Along this adventure, like the protagonist of a morality play, the characters of Pinocchio meet personified, other-worldly, figures, like the Wood Sprite, giver of life, and her sister, Death. These fantastical creatures make reference to angels, demons, snakes, sphinxes, and even Lewis Carrol's White Rabbit. They are wisdom incarnate, teaching the players about the fragility of life, the importance of love, and the cost of sacrifice. Death schools Pinocchio that 'the one thing that makes life precious, you see, is how brief it is'.
While morality plays function as a cautionary tale not to follow the same path into temptation, del Toro offers a refreshing take. Rather than repent and expel sin with shame, the filmmaker, asks us to redeem ourselves. To step into the light. And this is a torch that hinges on loving paternal relationships, the inverse of a fairytale that celebrates the patriarchal bedrock of numbness, strength, domination.

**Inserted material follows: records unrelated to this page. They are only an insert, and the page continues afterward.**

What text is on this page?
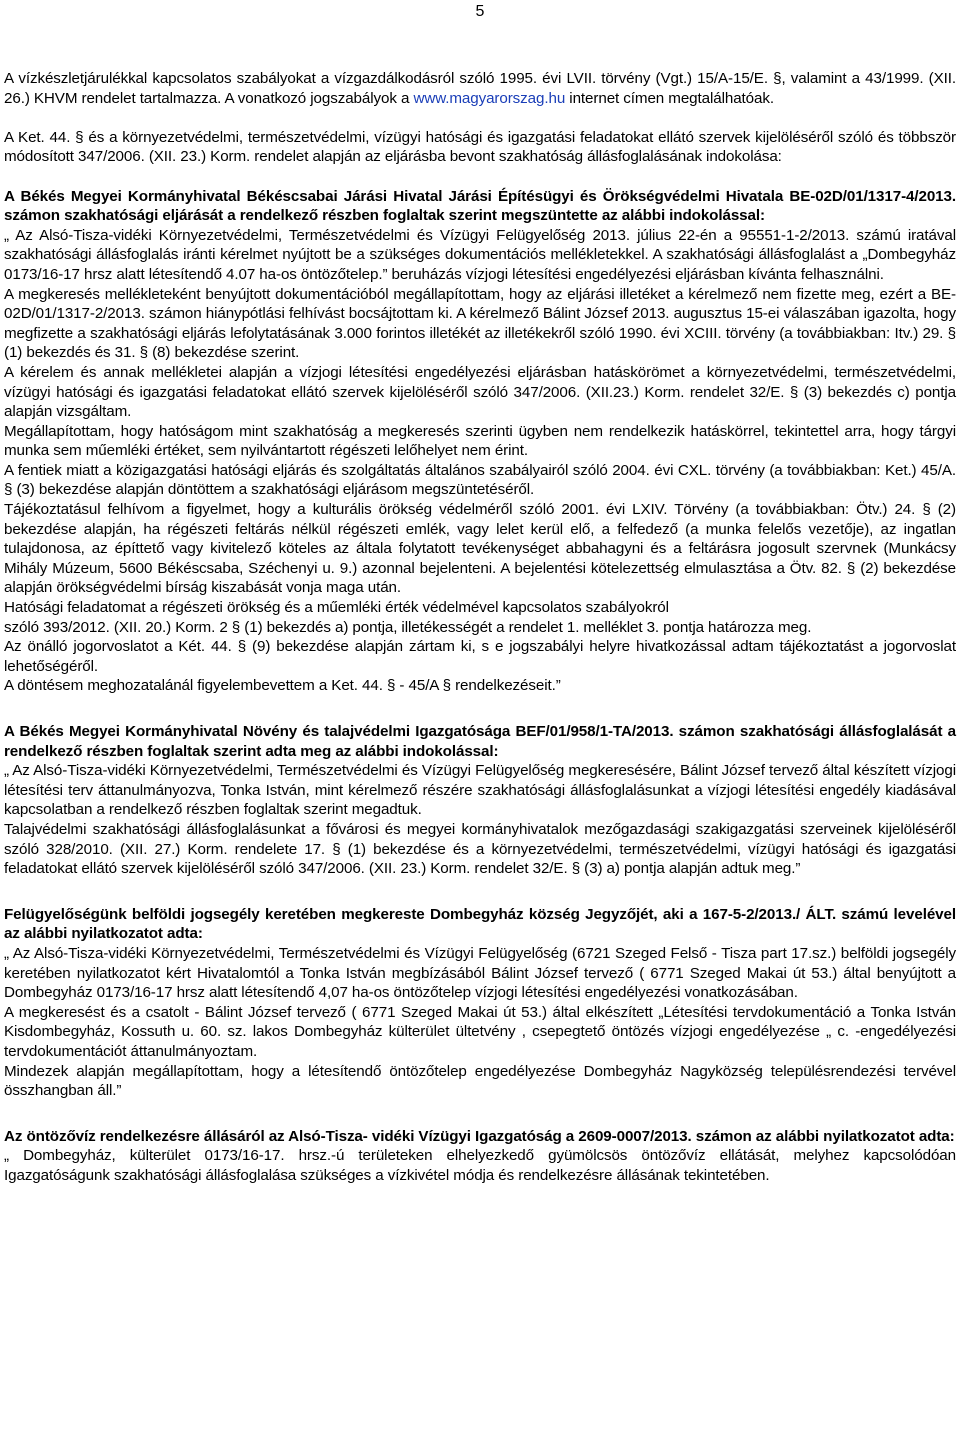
5

A vízkészletjárulékkal kapcsolatos szabályokat a vízgazdálkodásról szóló 1995. évi LVII. törvény (Vgt.) 15/A-15/E. §, valamint a 43/1999. (XII. 26.) KHVM rendelet tartalmazza. A vonatkozó jogszabályok a www.magyarorszag.hu internet címen megtalálhatóak.

A Ket. 44. § és a környezetvédelmi, természetvédelmi, vízügyi hatósági és igazgatási feladatokat ellátó szervek kijelöléséről szóló és többször módosított 347/2006. (XII. 23.) Korm. rendelet alapján az eljárásba bevont szakhatóság állásfoglalásának indokolása:

A Békés Megyei Kormányhivatal Békéscsabai Járási Hivatal Járási Építésügyi és Örökségvédelmi Hivatala BE-02D/01/1317-4/2013. számon szakhatósági eljárását a rendelkező részben foglaltak szerint megszüntette az alábbi indokolással:

„ Az Alsó-Tisza-vidéki Környezetvédelmi, Természetvédelmi és Vízügyi Felügyelőség 2013. július 22-én a 95551-1-2/2013. számú iratával szakhatósági állásfoglalás iránti kérelmet nyújtott be a szükséges dokumentációs mellékletekkel. A szakhatósági állásfoglalást a „Dombegyház 0173/16-17 hrsz alatt létesítendő 4.07 ha-os öntözőtelep.” beruházás vízjogi létesítési engedélyezési eljárásban kívánta felhasználni.

A megkeresés mellékleteként benyújtott dokumentációból megállapítottam, hogy az eljárási illetéket a kérelmező nem fizette meg, ezért a BE-02D/01/1317-2/2013. számon hiánypótlási felhívást bocsájtottam ki. A kérelmező Bálint József 2013. augusztus 15-ei válaszában igazolta, hogy megfizette a szakhatósági eljárás lefolytatásának 3.000 forintos illetékét az illetékekről szóló 1990. évi XCIII. törvény (a továbbiakban: Itv.) 29. § (1) bekezdés és 31. § (8) bekezdése szerint.

A kérelem és annak mellékletei alapján a vízjogi létesítési engedélyezési eljárásban hatáskörömet a környezetvédelmi, természetvédelmi, vízügyi hatósági és igazgatási feladatokat ellátó szervek kijelöléséről szóló 347/2006. (XII.23.) Korm. rendelet 32/E. § (3) bekezdés c) pontja alapján vizsgáltam.

Megállapítottam, hogy hatóságom mint szakhatóság a megkeresés szerinti ügyben nem rendelkezik hatáskörrel, tekintettel arra, hogy tárgyi munka sem műemléki értéket, sem nyilvántartott régészeti lelőhelyet nem érint.

A fentiek miatt a közigazgatási hatósági eljárás és szolgáltatás általános szabályairól szóló 2004. évi CXL. törvény (a továbbiakban: Ket.) 45/A. § (3) bekezdése alapján döntöttem a szakhatósági eljárásom megszüntetéséről.

Tájékoztatásul felhívom a figyelmet, hogy a kulturális örökség védelméről szóló 2001. évi LXIV. Törvény (a továbbiakban: Ötv.) 24. § (2) bekezdése alapján, ha régészeti feltárás nélkül régészeti emlék, vagy lelet kerül elő, a felfedező (a munka felelős vezetője), az ingatlan tulajdonosa, az építtető vagy kivitelező köteles az általa folytatott tevékenységet abbahagyni és a feltárásra jogosult szervnek (Munkácsy Mihály Múzeum, 5600 Békéscsaba, Széchenyi u. 9.) azonnal bejelenteni. A bejelentési kötelezettség elmulasztása a Ötv. 82. § (2) bekezdése alapján örökségvédelmi bírság kiszabását vonja maga után.

Hatósági feladatomat a régészeti örökség és a műemléki érték védelmével kapcsolatos szabályokról

szóló 393/2012. (XII. 20.) Korm. 2 § (1) bekezdés a) pontja, illetékességét a rendelet 1. melléklet 3. pontja határozza meg.

Az önálló jogorvoslatot a Két. 44. § (9) bekezdése alapján zártam ki, s e jogszabályi helyre hivatkozással adtam tájékoztatást a jogorvoslat lehetőségéről.

A döntésem meghozatalánál figyelembevettem a Ket. 44. § - 45/A § rendelkezéseit.”

A Békés Megyei Kormányhivatal Növény és talajvédelmi Igazgatósága BEF/01/958/1-TA/2013. számon szakhatósági állásfoglalását a rendelkező részben foglaltak szerint adta meg az alábbi indokolással:

„ Az Alsó-Tisza-vidéki Környezetvédelmi, Természetvédelmi és Vízügyi Felügyelőség megkeresésére, Bálint József tervező által készített vízjogi létesítési terv áttanulmányozva, Tonka István, mint kérelmező részére szakhatósági állásfoglalásunkat a vízjogi létesítési engedély kiadásával kapcsolatban a rendelkező részben foglaltak szerint megadtuk.

Talajvédelmi szakhatósági állásfoglalásunkat a fővárosi és megyei kormányhivatalok mezőgazdasági szakigazgatási szerveinek kijelöléséről szóló 328/2010. (XII. 27.) Korm. rendelete 17. § (1) bekezdése és a környezetvédelmi, természetvédelmi, vízügyi hatósági és igazgatási feladatokat ellátó szervek kijelöléséről szóló 347/2006. (XII. 23.) Korm. rendelet 32/E. § (3) a) pontja alapján adtuk meg.”

Felügyelőségünk belföldi jogsegély keretében megkereste Dombegyház község Jegyzőjét, aki a 167-5-2/2013./ ÁLT. számú levelével az alábbi nyilatkozatot adta:

„ Az Alsó-Tisza-vidéki Környezetvédelmi, Természetvédelmi és Vízügyi Felügyelőség (6721 Szeged Felső - Tisza part 17.sz.) belföldi jogsegély keretében nyilatkozatot kért Hivatalomtól a Tonka István megbízásából Bálint József tervező ( 6771 Szeged Makai út 53.) által benyújtott a Dombegyház 0173/16-17 hrsz alatt létesítendő 4,07 ha-os öntözőtelep vízjogi létesítési engedélyezési vonatkozásában.

A megkeresést és a csatolt - Bálint József tervező ( 6771 Szeged Makai út 53.) által elkészített „Létesítési tervdokumentáció a Tonka István Kisdombegyház, Kossuth u. 60. sz. lakos Dombegyház külterület ültetvény , csepegtető öntözés vízjogi engedélyezése „ c. -engedélyezési tervdokumentációt áttanulmányoztam.

Mindezek alapján megállapítottam, hogy a létesítendő öntözőtelep engedélyezése Dombegyház Nagyközség településrendezési tervével összhangban áll.”

Az öntözővíz rendelkezésre állásáról az Alsó-Tisza- vidéki Vízügyi Igazgatóság a 2609-0007/2013. számon az alábbi nyilatkozatot adta:

„ Dombegyház, külterület 0173/16-17. hrsz.-ú területeken elhelyezkedő gyümölcsös öntözővíz ellátását, melyhez kapcsolódóan Igazgatóságunk szakhatósági állásfoglalása szükséges a vízkivétel módja és rendelkezésre állásának tekintetében.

We are shown three intimate and imperfect father figures, all with sons desperate to make them proud. Pinocchio, Candlewick and Spazzatura each offer up their light to their fathers: being the perfect soldier, the perfect circus assistant, the perfect replacement son. And each of them is rejected, cast aside, belittled for no fault of their own. My heart broke so many times in that cinema, all those bids for connection, dismissed. This is an allegory where these young men find brotherhood in one another, caring for their pain, and bravely challenging the tyranny of their fathers (how nice).
But these fathers are not unfeeling robots, 'sometimes they feel despair like everyone else'. And while the officer, Podesta, and circus master, Count Volpe, function primarily as antagonists, in Geppetto we see a redemption arc, as he acknowledges the consequences of his actions and sets out to find Pinocchio. Unlike previous adaptations, the innocent Pinnochio need not curb his lies, and instead it is the suffering men around him that must interrogate the stories they tell themselves. Our protagonist, alternatively, discovers the wonder of simply being himself. We see Pinocchio’s grace grow through the kindness he offers Candlewick, the protection of Spazzatura, and ultimately, in giving his life to save his Papa (sound familiar?). It's at that point I cried intermittently for the rest of the film, which is paced superbly at the end. Feel after feel.
While we all love a romp into a fairytale land, del Toro's work is undeniably rooted in the challenges of today. The unflinching devastation of traumatic father-son relationships which cause so much pain to individuals and society, the pervasiveness of power, and the attempts to quash the light within us all. But, like Pinocchio, there is always potential for love. And love does not sit in learning how to be a good boy, like the traditional fairytale. It leaps like an uncorrupted flame deep within all of us, in need of protecting at all costs and activated by acts of kindness. It is remembering what a wonder it is to be alive. That is the true lesson of Pinocchio, how to find the light, again. Because life happens so fast, and 'what happens, happens, and then, we are gone'.